Marco Magrini, Nòva24 25/11/2010, 25 novembre 2010
IL CLIMA DOPO LA TEMPESTA
«Il vertice di Copenhagen potrebbe ancora rivelarsi un successo, se tutti gli impegni presi, anche finanziari, verranno confermati». Achim Steiner, il 49enne direttore esecutivo dell’Unep, il programma ambientale delle Nazioni Unite, cerca di riabilitare il flop del vertice climatico di un anno fa: lunedì prossimo, il carrozzone diplomatico riprende a marciare con il summit convocato a Cancun, in Messico, e c’è bisogno di un po’ di ottimismo.

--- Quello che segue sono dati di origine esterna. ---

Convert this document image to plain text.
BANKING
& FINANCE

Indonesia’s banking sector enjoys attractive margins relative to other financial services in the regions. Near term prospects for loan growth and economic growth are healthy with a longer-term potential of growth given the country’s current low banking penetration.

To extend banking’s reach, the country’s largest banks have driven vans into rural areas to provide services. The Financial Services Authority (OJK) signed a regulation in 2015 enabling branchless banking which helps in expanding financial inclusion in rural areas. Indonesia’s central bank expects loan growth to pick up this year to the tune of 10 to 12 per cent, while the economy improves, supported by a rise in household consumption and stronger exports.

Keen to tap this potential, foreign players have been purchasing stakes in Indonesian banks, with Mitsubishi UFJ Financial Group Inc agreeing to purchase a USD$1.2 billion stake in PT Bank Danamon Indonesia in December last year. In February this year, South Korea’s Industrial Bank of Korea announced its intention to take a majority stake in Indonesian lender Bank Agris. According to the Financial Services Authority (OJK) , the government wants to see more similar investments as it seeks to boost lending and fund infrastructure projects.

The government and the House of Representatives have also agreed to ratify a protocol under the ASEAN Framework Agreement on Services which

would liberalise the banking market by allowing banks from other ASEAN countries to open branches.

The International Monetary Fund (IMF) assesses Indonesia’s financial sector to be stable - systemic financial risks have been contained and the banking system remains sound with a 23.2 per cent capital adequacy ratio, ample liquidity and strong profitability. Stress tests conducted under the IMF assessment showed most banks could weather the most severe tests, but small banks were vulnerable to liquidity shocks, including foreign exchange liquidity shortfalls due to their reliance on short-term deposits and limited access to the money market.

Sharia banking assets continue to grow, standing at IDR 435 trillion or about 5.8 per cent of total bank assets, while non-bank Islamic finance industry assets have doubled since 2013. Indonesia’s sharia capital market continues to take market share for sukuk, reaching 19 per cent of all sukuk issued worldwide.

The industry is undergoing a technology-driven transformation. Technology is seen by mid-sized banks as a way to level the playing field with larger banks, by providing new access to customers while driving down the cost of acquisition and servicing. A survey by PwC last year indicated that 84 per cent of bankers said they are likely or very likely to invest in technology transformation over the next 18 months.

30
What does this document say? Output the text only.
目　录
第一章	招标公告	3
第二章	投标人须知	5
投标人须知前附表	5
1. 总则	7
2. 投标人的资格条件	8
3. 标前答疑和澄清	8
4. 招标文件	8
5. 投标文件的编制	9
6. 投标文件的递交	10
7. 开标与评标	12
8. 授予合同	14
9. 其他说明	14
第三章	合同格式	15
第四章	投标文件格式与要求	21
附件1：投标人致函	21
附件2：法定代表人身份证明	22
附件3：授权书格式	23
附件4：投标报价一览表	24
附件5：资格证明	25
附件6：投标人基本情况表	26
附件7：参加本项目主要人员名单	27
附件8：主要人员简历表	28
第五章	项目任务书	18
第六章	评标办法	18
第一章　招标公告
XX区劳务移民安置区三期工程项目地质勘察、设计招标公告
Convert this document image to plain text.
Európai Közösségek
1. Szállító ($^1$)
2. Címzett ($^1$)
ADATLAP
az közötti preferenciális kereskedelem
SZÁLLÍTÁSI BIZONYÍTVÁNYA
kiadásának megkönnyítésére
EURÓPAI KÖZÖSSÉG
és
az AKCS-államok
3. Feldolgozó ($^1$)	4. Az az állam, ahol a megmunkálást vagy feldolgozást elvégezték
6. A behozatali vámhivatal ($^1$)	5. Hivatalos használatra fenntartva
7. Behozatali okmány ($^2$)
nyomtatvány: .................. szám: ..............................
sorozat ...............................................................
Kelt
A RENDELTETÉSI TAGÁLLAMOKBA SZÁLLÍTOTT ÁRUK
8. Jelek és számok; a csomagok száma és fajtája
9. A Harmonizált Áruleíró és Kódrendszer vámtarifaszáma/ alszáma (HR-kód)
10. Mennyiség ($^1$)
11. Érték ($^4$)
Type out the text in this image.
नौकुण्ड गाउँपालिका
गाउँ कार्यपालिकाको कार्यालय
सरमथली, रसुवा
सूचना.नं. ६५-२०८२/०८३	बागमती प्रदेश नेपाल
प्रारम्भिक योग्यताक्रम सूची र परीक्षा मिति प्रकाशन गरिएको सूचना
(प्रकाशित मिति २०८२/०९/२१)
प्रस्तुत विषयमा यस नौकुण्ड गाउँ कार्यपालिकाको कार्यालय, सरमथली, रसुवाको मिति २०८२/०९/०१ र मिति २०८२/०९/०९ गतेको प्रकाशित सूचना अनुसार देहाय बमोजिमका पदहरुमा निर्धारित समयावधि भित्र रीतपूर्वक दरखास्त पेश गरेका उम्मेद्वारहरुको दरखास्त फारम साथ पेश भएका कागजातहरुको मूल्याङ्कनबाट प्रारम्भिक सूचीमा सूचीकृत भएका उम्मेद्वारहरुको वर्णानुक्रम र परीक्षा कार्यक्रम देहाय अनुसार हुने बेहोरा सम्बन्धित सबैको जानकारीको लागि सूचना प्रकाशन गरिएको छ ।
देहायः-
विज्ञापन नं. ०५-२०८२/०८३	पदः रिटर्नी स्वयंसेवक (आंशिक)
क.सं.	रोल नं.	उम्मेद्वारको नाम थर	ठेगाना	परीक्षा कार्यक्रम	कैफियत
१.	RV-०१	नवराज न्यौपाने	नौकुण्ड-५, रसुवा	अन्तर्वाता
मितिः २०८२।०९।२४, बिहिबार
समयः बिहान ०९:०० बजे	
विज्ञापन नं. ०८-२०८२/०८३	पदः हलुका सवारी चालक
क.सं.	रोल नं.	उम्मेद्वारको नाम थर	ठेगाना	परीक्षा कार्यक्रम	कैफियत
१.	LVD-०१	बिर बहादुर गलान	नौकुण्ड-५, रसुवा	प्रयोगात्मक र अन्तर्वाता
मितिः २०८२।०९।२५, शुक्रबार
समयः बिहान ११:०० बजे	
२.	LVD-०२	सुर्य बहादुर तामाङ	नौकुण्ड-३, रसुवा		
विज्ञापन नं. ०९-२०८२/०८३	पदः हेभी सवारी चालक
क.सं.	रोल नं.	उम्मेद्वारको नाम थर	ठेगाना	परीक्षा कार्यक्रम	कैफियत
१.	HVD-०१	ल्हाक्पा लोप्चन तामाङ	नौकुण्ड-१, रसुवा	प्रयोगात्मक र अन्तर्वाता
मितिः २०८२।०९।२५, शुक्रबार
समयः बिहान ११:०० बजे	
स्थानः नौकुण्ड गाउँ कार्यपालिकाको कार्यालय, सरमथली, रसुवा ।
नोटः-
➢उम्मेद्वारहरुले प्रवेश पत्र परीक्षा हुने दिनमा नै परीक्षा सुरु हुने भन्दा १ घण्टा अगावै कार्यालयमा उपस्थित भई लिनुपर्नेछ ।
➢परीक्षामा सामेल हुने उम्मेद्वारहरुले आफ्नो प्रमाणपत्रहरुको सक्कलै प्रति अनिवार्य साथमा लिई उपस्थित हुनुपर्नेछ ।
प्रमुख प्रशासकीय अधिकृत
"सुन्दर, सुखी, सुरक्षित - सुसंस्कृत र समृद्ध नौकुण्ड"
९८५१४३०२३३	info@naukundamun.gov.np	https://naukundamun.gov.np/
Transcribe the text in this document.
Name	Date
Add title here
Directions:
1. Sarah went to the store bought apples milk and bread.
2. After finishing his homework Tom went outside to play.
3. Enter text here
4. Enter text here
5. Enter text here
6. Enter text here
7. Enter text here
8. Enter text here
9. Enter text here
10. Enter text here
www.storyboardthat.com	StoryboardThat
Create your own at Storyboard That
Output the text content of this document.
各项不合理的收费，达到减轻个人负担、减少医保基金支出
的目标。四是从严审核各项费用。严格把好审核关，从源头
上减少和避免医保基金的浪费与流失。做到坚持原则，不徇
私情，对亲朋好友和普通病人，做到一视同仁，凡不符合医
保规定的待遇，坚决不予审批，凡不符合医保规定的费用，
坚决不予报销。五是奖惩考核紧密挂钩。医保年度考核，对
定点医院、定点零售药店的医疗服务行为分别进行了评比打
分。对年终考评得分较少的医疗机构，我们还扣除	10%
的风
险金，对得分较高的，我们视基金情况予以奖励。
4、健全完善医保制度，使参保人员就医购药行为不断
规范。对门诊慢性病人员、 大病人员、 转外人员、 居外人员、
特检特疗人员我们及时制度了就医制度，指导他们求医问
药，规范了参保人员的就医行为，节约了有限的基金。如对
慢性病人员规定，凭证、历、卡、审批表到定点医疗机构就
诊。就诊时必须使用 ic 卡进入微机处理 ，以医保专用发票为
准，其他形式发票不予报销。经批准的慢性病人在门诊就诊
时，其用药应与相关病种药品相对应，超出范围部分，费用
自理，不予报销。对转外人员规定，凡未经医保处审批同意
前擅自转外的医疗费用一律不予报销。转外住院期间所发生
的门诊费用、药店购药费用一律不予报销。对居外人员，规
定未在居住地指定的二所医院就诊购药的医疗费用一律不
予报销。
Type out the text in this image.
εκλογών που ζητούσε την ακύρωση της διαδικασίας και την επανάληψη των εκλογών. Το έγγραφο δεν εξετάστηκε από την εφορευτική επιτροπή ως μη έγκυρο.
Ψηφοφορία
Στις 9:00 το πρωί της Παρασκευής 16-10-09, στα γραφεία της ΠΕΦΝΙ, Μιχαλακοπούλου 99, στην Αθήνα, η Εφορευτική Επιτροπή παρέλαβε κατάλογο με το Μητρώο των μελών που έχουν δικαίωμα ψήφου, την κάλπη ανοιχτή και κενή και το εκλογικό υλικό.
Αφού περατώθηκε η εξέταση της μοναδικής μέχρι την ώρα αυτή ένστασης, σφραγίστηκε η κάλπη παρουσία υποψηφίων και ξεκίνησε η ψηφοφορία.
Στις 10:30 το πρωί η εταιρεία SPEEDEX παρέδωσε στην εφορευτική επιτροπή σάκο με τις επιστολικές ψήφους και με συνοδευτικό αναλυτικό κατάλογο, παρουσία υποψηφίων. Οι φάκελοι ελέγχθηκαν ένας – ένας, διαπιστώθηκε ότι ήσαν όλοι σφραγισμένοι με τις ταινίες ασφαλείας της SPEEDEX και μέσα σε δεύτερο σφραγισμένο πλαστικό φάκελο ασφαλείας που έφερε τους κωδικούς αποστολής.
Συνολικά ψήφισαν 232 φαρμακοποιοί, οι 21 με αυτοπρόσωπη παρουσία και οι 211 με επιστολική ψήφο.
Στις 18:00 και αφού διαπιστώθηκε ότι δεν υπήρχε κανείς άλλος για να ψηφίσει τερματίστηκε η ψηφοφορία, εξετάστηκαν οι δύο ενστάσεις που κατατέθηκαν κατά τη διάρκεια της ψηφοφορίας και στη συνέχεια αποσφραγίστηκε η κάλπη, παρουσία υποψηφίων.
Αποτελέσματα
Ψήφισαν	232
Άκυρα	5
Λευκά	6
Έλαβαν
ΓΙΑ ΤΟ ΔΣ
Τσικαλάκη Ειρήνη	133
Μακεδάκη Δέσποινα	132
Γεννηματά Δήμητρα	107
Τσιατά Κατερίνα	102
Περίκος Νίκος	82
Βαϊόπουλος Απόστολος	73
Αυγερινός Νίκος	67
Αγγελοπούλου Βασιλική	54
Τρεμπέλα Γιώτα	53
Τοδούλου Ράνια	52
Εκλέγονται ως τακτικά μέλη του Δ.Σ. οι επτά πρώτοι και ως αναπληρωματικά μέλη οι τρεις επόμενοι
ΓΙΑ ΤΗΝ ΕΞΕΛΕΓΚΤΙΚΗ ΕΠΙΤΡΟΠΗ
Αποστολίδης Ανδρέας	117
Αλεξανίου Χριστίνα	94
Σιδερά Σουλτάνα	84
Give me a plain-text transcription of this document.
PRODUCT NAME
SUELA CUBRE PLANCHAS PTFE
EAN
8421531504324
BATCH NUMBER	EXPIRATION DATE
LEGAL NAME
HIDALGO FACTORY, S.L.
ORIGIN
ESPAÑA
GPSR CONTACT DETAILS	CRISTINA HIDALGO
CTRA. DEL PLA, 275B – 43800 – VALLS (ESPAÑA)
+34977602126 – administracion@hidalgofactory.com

Ma anche di tanta, tanta volontà.
Se vogliamo salvare il pianeta, dice Steiner, dobbiamo colmare «il divario fra la scienza e gli impegni presi a Copenhagen», non da tutti i Paesi, ma almeno da quelli più industrializzati, Cina inclusa. Perché, secondo un rapporto dell’Unep presentato due giorni fa, la prima promessa di Copenhagen (limitare l’incremento della temperatura media planetaria a 2 gradi centigradi) fa a cazzotti con la seconda (tagliare di poco le emissioni di gas-serra).
Il Copenhagen Accord, firmato in extremis quando ormai il vertice danese pareva destinato al naufragio, prevedeva che ogni Paese dichiarasse i propri impegni. I quali, sono già nero su bianco: l’Europa, ad esempio, promette quel famoso 20% in meno da qui al 2020 (rispetto ai livelli del 1990, l’anno zero della diplomazia climatica). Peccato che gli scienziati – inclusi quelli che hanno redatto il rapporto Unep – ritengano che, colletivamente, quegli impegni sono insufficienti.
Ecco le cifre. Se non facessimo niente, nel 2020 le emissioni globali ammonterebbero a 56 miliardi di tonnellate di CO2 equivalenti, contro le 48 dell’anno scorso. "Equivalenti" vuol dire che si tiene conto dell’anidride carbonica, ma anche di tutti gli altri gas-serra e del loro "peso specifico": il metano, ad esempio, nell’arco di vent’anni ha una capacità di trattenere la radiazione infrarossa del pianeta 72 volte di più della CO2 e il protossido di azoto 289. Ebbene, con il Copenhagen Accord si scenderebbe da 56 a 49 miliardi di tonnellate.
Però non bastano. La temperatura è già salita di 0,7 gradi, dall’inizio del Novecento. Secondo gli addetti ai lavori, altri 1,3 gradi di incremento (attenzione: qui non stiamo parlando della temperatura di una stanza, ma della temperatura media annuale dell’intero pianeta) sono già "in lavorazione", calcolando le emissioni attuali e le proiezioni future, in un mondo sempre più popolato e sempre più affamato di energia. «Nei prossimi dieci anni – conclude il rapporto – bisogna trovare il modo di tagliare altre 5 tonnellate, ovvero quanto hanno emesso tutte le automobili e i camion del mondo nel 2005».
«Basterebbe aumentare gli impegni sul fronte CO2 – commenta Steiner – e agire su altri gas», ad esempio facendo attenzione agli allevamenti, grandi produttori di metano. Se non fosse che l’esercizio intellettuale dell’Unep poggia su quella fatale premessa: che ogni paese tenga fede alla parola data. Ma non sarà facile. Sono in dubbio perfino le promesse dell’uomo più potente del mondo: la nuova maggioranza in Congresso è ostile alla legge climatica che Obama aveva promesso a Copenhagen.
E intanto il tempo – variabile fondamentale, nelle proiezioni dei climatologi – passa inesorabile. Nell’anno fra Copenhagen e Cancun, non è successo niente. Però il mondo ha aggiunto all’atmosfera 32 miliardi di tonnellate di CO2; altri 5,2 milioni di ettari di foreste non assorbiranno più CO2 perché disboscati; e il livello dei mari è salito di altri 2,2 invisibili millimetri.
«Non c’è tempo da perdere», rimarca il segretario generale dell’Onu, Ban Ki-Moon. «Solo chiudendo il divario fra gli impegni presi e la scienza, potremo aprire un’era di prosperità a basso contenuto di carbonio». Il che vuol dire, in parole povere, far transitare il più rapidamente possibile il sistema energetico planetario dai combustibili fossili a basso prezzo, a fonti rinnovabili ben più costose.
Non era facile a Copenhagen, non sarà facile a Cancun.